8 de fevereiro de 2011

TOU A PERIGO!

Ao morrer-lhe a mulher, depois de muito sofrimento com uma doença degenerativa, chorou feito criança. Quem estava próximo se sensibilizou com a cena. Tido como homem duro, afeito às lidas da roça, capaz de pegar um porco cachaço pelas orelhas, os que viram não acreditaram no que viam. E pensaram: Atrás dessa rudeza, se esconde um coração sentimental.

Viviam há mais de cinquenta anos e, nos últimos cinco, ele passou em desvelos, cuidando dela, como se fosse sua última manifestação de amor por aquela mulher frágil, mãe dedicada e companheira de toda uma vida.

Mas só foi acabar a missa de sétimo dia e o espírito diáfano dela embicar rumo ao paraíso, para reunir filhos, genros e noras e dizer que não podia viver só, que estava a perigo, nos seus quase oitenta anos. Precisava de mulher, precisava de extravasar sua sexualidade. Ainda tinha muita lenha para queimar.

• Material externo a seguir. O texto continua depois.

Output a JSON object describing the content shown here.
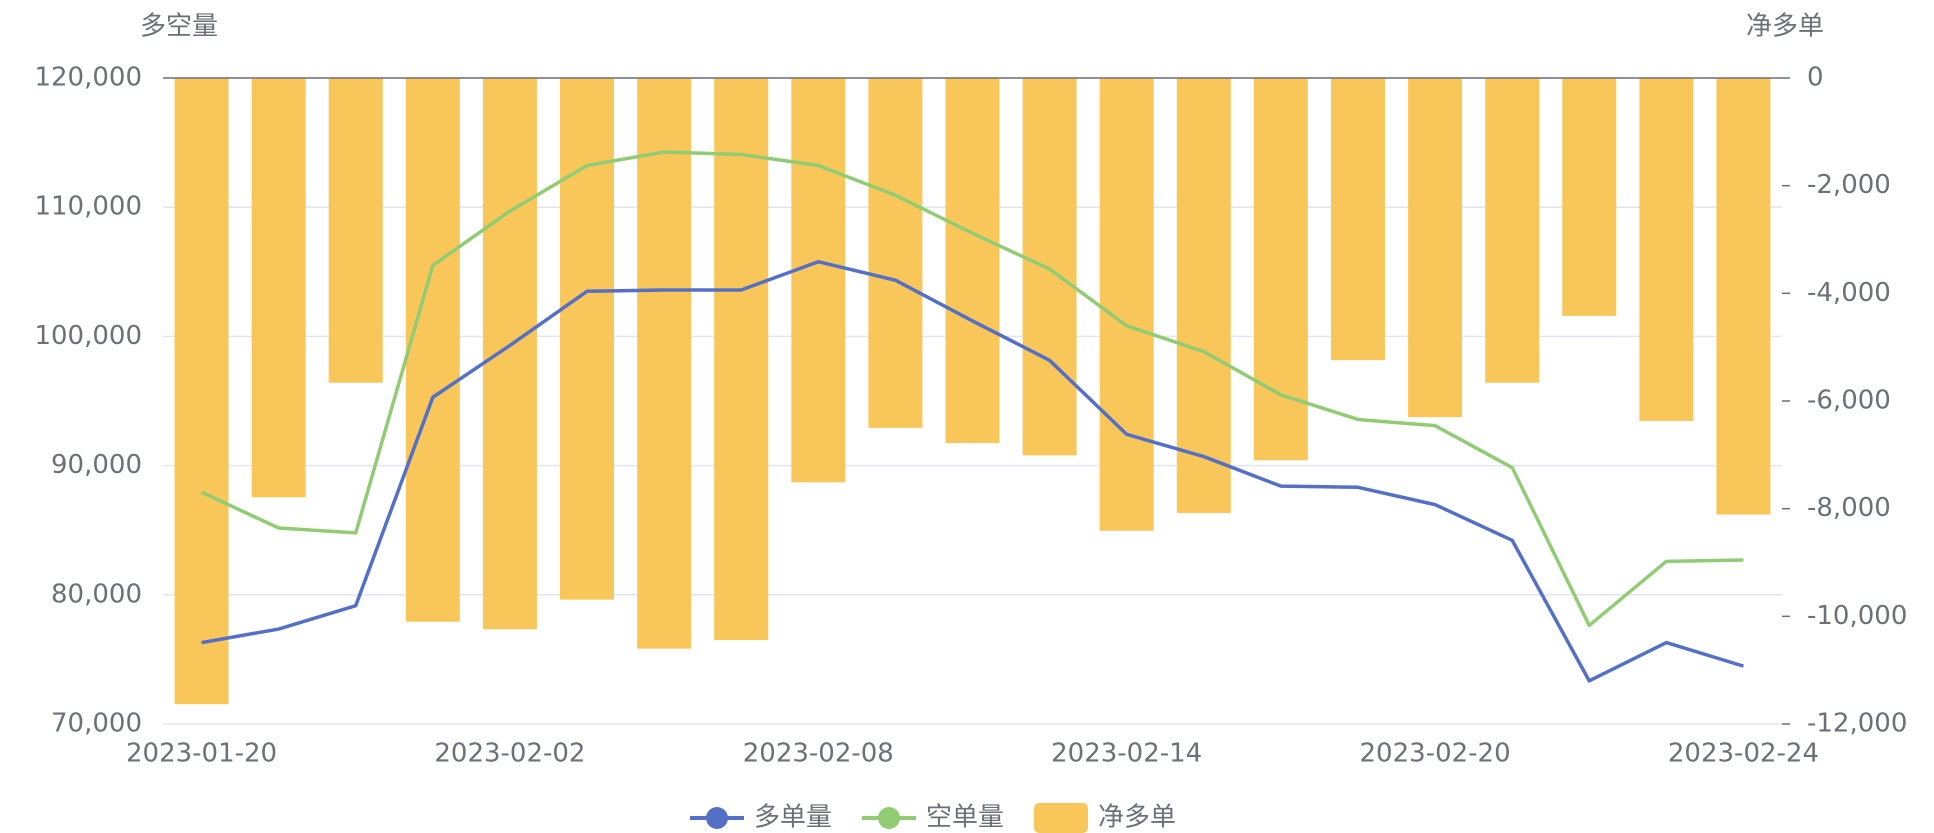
{
  "chart_data": {
    "type": "bar-line",
    "y_label": "多空量",
    "y2_label": "净多单",
    "categories": [
      "2023-01-20",
      null,
      null,
      null,
      "2023-02-02",
      null,
      null,
      null,
      "2023-02-08",
      null,
      null,
      null,
      "2023-02-14",
      null,
      null,
      null,
      "2023-02-20",
      null,
      null,
      null,
      "2023-02-24"
    ],
    "series": [
      {
        "name": "多单量",
        "type": "line",
        "color": "#5470c6",
        "values": [
          76300,
          77350,
          79160,
          95290,
          99300,
          103490,
          103590,
          103590,
          105780,
          104350,
          101200,
          98150,
          92420,
          90700,
          88410,
          88320,
          86980,
          84220,
          73340,
          76300,
          74480
        ]
      },
      {
        "name": "空单量",
        "type": "line",
        "color": "#91cc75",
        "values": [
          87940,
          85170,
          84790,
          105500,
          109700,
          113230,
          114270,
          114080,
          113230,
          110930,
          107980,
          105210,
          100820,
          98820,
          95480,
          93570,
          93090,
          89850,
          77630,
          82590,
          82690
        ]
      },
      {
        "name": "净多单",
        "type": "bar",
        "axis": "y2",
        "color": "#f9c65a",
        "values": [
          -11630,
          -7790,
          -5660,
          -10100,
          -10240,
          -9690,
          -10600,
          -10440,
          -7510,
          -6500,
          -6780,
          -7010,
          -8410,
          -8080,
          -7100,
          -5240,
          -6300,
          -5660,
          -4420,
          -6370,
          -8110
        ]
      }
    ],
    "ylim": [
      70000,
      120000
    ],
    "yticks": [
      {
        "value": 70000,
        "label": "70,000"
      },
      {
        "value": 80000,
        "label": "80,000"
      },
      {
        "value": 90000,
        "label": "90,000"
      },
      {
        "value": 100000,
        "label": "100,000"
      },
      {
        "value": 110000,
        "label": "110,000"
      },
      {
        "value": 120000,
        "label": "120,000"
      }
    ],
    "y2lim": [
      -12000,
      0
    ],
    "y2ticks": [
      {
        "value": -12000,
        "label": "-12,000"
      },
      {
        "value": -10000,
        "label": "-10,000"
      },
      {
        "value": -8000,
        "label": "-8,000"
      },
      {
        "value": -6000,
        "label": "-6,000"
      },
      {
        "value": -4000,
        "label": "-4,000"
      },
      {
        "value": -2000,
        "label": "-2,000"
      },
      0
    ],
    "grid": true
  }
}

Os que ali se encontravam ficaram constrangidos, sem saber o que dizer. Ninguém poderia imaginar que aquele homem pudesse ter passado um apagador sobre a memória da mãe e sogra, ainda com corpo quase intacto no cemitério. Nem mesmo que tivesse tal disposição. Os filhos se horrorizaram. E o choro compungido do dia da morte? E as lágrimas sentidas no velório? E o amparo de que necessitara durante o cortejo até a inumação da pobre coitada? Seria tudo encenação?

Agora, com outra cara, outro jeito, outra postura, desfiou o seu argumento, todos sentados em torno da mesa do lanche, as bocas cheias de broa de fubá e incredulidade. Os filhos indagaram como se daria isso. Quem se interessaria por um homem na sua idade? Com certeza, alguma espertalhona, de olho na sua aposentadoria, na sua casa bem montada! Seria alguém da sua idade? Nem pensar! Já tinha imaginado tudo isso e resolvera escolher a dedo. Quem, pai? Quem, meu sogro? A Carminha. A Carminha?! Espantaram-se todos. Logo a Carminha?!

Carminha tinha sido a cuidadora da esposa, durante os últimos três anos, quando a doença se agravou e ele precisava de alguém com habilidade e disposição física para os cuidados com a mulher. Aí, aproveitou que não estava fazendo nada mesmo e estabeleceu com Carminha, quarentona sacudida e desembaraçada, coxas grossas e murundus salientes, sociedade carnal voluntária, durante as madrugadas, de só ser interrompida, vez ou outra, pelos gemidos da agora finada. Tudo movido a poder do remédio azul, que comprava na conta da farmácia do Astolfinho, dentro do maior sigilo. E ainda teve o desplante de argumentar que a finada, mesmo antes de dar o último suspiro – que Deus a tenha –, tinha aposentado as partes, de não querer ser bulida nem na hora do banho. E como é que ele ficava? Iria atrás das meninas da guacha (que é como na terra se nomeia a zona do meretrício), na Rua da Arara, com o risco de pegar uma doença brava e botar sua reputação a perder? Carminha é muito compreensiva e aceitou sua proposta. Tão boa ela é, essa menina! Depois, também, vocês todos moram longe. Ninguém vai ficar aqui cuidando de mim, não é? Cada qual tem seu interesse, sua obrigação.

(Imagem em elblogalternativo.com.)
Por isso, resolveu comunicar a eles sua intenção de fixar a Carminha dentro de casa, com os direitos e as regalias de esposa legítima. E azar dos que não gostassem, porque, para ele, estava tudo muito bom, muito a contento! E olha: quem morreu foi sua mãe. Eu continuo vivo! Quem me dá razão é Paulinho da Viola: “E a vida continua...” E cantarolou trecho da canção, tamborilando na mesa antiga de jacarandá um ritmo nervoso de samba descompassado.